I believe that informed healthcare consumers make better choices, and there are a lot of similarities between the TurboTax example and healthcare – increasing complexity, direct financial impact, and the interpretive “art” (as opposed to science) of the practice. The unfortunate difference is that tax rules apply equally (though not necessarily equitably) to everyone, whereas medical science has now shown that one person’s medicine is quite possibly another person’s poison. Does the democratization of medical knowledge enable or discourage the democratization of costs, risks, and outcomes? In the case of tax software it does; in the case of healthcare, maybe not.

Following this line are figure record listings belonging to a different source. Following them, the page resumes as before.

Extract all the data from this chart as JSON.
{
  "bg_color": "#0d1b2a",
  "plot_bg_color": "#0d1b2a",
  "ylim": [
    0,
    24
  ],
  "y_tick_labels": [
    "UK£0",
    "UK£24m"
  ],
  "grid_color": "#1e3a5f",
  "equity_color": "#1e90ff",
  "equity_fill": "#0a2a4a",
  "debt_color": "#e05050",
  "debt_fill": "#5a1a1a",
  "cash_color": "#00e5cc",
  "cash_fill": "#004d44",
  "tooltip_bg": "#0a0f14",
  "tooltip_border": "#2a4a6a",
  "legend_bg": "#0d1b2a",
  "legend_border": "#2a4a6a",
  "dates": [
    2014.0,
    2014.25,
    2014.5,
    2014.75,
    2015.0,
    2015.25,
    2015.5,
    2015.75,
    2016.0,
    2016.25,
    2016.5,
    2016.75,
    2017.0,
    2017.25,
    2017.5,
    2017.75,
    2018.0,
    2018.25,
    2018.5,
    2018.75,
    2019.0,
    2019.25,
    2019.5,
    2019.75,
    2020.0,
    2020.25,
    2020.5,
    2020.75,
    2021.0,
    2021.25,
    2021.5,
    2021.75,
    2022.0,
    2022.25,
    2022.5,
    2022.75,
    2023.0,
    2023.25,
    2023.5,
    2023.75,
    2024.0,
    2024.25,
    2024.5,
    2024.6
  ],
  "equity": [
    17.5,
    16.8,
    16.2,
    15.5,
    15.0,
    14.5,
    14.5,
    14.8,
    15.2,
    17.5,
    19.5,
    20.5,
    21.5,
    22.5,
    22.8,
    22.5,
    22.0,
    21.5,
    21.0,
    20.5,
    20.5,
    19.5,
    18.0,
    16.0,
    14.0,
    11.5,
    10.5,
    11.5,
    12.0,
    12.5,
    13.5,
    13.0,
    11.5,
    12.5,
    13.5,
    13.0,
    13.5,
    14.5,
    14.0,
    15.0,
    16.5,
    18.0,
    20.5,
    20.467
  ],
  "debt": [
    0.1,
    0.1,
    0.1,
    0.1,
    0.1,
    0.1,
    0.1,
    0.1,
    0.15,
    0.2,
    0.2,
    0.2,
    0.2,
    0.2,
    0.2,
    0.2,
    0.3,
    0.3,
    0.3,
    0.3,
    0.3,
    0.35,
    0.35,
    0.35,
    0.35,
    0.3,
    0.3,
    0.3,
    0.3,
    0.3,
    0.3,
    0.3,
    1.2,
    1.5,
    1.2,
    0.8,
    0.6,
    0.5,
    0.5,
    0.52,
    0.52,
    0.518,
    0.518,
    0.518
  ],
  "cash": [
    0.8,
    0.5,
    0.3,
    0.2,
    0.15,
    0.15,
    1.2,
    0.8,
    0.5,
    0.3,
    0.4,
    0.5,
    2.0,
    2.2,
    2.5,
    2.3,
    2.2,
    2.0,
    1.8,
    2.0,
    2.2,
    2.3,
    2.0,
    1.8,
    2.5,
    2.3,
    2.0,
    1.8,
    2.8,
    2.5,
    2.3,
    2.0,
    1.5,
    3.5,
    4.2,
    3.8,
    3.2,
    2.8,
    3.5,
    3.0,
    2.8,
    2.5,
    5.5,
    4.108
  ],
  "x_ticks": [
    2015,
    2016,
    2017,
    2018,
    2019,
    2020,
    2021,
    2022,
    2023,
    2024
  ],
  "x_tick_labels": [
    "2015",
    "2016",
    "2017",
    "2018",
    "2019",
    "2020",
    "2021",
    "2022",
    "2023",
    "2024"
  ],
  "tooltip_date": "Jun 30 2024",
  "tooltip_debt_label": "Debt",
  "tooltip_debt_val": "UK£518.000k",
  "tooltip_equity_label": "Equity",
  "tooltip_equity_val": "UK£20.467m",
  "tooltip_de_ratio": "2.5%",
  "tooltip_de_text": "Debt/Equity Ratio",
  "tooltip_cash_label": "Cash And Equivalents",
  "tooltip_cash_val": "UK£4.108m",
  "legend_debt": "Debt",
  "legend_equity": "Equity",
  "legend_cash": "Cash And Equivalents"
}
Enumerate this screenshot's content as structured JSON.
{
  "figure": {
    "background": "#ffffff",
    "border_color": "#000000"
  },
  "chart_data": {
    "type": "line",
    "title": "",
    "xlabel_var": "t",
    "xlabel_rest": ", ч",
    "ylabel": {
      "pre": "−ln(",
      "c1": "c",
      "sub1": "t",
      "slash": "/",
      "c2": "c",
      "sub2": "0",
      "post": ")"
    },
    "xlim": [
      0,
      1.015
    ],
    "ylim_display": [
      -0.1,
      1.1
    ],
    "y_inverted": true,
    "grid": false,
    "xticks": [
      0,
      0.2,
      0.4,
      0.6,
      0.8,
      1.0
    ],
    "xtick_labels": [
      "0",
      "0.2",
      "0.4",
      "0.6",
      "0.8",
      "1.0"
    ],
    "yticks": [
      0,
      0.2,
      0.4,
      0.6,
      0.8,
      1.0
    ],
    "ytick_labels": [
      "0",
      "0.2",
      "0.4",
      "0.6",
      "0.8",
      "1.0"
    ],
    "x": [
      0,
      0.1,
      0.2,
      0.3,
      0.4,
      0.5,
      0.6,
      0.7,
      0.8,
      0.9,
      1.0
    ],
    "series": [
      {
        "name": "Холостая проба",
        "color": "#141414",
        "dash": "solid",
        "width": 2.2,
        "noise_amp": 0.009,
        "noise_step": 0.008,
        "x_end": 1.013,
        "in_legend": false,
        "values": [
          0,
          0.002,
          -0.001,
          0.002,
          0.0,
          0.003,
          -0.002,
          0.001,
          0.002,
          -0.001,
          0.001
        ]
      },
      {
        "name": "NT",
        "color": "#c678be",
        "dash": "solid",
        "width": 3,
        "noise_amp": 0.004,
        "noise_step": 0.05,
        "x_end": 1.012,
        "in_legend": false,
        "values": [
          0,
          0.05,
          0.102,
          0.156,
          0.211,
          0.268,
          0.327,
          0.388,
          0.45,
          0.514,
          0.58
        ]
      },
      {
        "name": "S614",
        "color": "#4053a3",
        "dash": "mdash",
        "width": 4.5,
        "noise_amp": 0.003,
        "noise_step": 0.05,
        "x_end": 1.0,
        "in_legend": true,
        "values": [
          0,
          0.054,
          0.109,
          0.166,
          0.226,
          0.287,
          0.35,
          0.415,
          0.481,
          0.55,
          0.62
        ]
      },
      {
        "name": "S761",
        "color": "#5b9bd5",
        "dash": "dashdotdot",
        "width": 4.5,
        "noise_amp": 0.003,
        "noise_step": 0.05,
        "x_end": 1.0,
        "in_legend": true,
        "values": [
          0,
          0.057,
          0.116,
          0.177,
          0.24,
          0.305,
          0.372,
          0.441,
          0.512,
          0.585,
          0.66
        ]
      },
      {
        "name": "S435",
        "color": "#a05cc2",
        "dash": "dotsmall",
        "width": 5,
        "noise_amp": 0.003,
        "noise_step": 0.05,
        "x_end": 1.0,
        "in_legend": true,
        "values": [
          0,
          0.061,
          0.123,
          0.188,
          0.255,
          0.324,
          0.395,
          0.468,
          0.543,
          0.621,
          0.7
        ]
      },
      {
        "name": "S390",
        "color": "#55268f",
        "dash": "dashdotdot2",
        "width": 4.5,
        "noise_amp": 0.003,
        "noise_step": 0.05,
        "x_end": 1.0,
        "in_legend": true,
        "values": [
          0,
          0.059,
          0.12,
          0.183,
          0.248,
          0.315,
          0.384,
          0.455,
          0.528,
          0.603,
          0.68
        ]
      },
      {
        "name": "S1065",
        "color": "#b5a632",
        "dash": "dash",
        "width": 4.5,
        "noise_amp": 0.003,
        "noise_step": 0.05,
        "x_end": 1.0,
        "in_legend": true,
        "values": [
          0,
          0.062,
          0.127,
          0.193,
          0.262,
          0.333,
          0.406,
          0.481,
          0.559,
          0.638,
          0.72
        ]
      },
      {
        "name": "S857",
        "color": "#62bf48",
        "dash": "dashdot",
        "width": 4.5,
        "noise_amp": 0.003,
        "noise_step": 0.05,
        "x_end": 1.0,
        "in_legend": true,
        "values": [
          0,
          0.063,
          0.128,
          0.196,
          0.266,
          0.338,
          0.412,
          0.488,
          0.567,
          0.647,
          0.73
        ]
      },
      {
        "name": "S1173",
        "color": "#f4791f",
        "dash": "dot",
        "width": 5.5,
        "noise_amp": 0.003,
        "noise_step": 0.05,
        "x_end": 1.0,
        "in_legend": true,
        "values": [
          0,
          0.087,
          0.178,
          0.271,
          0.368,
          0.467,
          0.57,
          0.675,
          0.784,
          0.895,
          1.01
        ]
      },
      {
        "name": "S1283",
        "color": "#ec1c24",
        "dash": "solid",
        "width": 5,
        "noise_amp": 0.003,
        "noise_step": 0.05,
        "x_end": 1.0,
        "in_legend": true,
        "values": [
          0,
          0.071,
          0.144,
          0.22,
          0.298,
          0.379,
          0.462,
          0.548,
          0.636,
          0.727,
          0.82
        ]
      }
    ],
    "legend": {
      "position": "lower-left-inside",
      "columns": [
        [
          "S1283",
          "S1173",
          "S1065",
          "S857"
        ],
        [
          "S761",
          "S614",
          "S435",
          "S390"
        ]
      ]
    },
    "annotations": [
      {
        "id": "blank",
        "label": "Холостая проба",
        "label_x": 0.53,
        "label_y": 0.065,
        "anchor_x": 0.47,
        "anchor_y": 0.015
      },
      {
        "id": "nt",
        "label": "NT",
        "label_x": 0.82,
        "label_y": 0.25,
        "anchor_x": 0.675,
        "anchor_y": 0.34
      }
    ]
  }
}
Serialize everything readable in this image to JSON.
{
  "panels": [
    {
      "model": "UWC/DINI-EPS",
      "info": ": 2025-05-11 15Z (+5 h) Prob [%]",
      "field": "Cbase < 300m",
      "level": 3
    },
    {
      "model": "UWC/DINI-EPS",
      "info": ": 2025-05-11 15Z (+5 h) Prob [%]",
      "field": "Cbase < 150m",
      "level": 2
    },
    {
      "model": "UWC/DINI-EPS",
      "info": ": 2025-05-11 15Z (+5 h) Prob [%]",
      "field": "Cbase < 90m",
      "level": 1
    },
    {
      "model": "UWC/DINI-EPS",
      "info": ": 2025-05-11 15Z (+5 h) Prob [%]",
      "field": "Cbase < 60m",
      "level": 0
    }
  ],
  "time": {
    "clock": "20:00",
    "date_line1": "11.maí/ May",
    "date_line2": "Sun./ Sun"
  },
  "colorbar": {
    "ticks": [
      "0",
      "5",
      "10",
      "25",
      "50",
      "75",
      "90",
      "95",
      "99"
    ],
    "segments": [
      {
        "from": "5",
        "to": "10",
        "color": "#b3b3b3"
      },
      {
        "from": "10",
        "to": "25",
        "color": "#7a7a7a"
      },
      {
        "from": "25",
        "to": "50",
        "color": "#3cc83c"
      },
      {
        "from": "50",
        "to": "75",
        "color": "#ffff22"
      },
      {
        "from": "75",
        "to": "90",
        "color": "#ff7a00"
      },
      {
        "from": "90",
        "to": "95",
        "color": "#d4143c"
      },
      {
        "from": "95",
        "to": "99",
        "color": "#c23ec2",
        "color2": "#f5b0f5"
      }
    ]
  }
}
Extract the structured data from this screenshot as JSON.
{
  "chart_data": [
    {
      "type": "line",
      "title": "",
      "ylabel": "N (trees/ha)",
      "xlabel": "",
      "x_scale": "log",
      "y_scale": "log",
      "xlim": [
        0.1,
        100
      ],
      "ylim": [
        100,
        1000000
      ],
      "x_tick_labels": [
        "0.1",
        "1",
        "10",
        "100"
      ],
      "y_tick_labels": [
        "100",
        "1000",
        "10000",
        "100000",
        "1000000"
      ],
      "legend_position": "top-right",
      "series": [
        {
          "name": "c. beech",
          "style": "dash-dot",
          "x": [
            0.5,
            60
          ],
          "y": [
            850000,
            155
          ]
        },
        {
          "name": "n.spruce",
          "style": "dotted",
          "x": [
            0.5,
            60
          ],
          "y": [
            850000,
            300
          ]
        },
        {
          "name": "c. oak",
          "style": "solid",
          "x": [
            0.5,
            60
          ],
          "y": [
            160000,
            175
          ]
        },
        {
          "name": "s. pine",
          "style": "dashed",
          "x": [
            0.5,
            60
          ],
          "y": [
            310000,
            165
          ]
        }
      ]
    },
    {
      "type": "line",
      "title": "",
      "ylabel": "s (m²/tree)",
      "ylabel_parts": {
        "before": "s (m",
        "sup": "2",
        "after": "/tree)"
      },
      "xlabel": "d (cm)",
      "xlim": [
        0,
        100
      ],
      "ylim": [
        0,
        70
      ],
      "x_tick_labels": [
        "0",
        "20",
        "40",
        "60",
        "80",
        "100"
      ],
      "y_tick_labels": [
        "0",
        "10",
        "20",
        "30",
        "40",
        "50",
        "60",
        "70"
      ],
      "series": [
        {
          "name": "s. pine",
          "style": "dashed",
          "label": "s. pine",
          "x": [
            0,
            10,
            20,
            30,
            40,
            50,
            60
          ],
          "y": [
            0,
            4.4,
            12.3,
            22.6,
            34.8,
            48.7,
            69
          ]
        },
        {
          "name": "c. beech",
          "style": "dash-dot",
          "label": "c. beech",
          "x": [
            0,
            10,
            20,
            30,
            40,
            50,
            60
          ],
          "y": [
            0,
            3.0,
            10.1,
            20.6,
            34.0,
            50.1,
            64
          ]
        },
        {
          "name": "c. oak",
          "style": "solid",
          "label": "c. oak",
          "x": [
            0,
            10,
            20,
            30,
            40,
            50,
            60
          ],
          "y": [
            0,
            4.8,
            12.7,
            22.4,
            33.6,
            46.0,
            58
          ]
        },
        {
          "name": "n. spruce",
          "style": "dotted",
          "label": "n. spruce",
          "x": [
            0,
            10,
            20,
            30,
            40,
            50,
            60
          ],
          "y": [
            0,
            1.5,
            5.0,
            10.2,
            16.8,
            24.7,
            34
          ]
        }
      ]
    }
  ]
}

I suspect the answer lies in the middle, with more informed consumers making more informed decisions about how to spend their healthcare dollars, but more informed medical practitioners leveraging more sophisticated analytics and engaging online and face-to-face with their patients to provide more informed consultations.
Jason Burke
http://www.sas.com/industry/healthcare
- Posted by Jason Burke
August 19, 2008 2:56 PM
The time is ripe for discussion about transformation of delivery of healthcare services. Just last week, the Joint Commission published a white paper on "The Hospital of the Future" which presents a new view of how patient care and outcomes can be improved by reducing and/or mitigating inefficiencies in the process of delivering healthcare. Here is a link to that whitepaper http://www.myhealthtechblog.com/2008/11/the-hospital-of.html
There's no doubt that the only aspect of U.S. healthcare that hits the highest marks globally, is the amount of money spent. Sad but true. I am hoping for a wave of change that reduces costs and inefficiencies while at the same time improves patient outcomes and health. My 2 cents.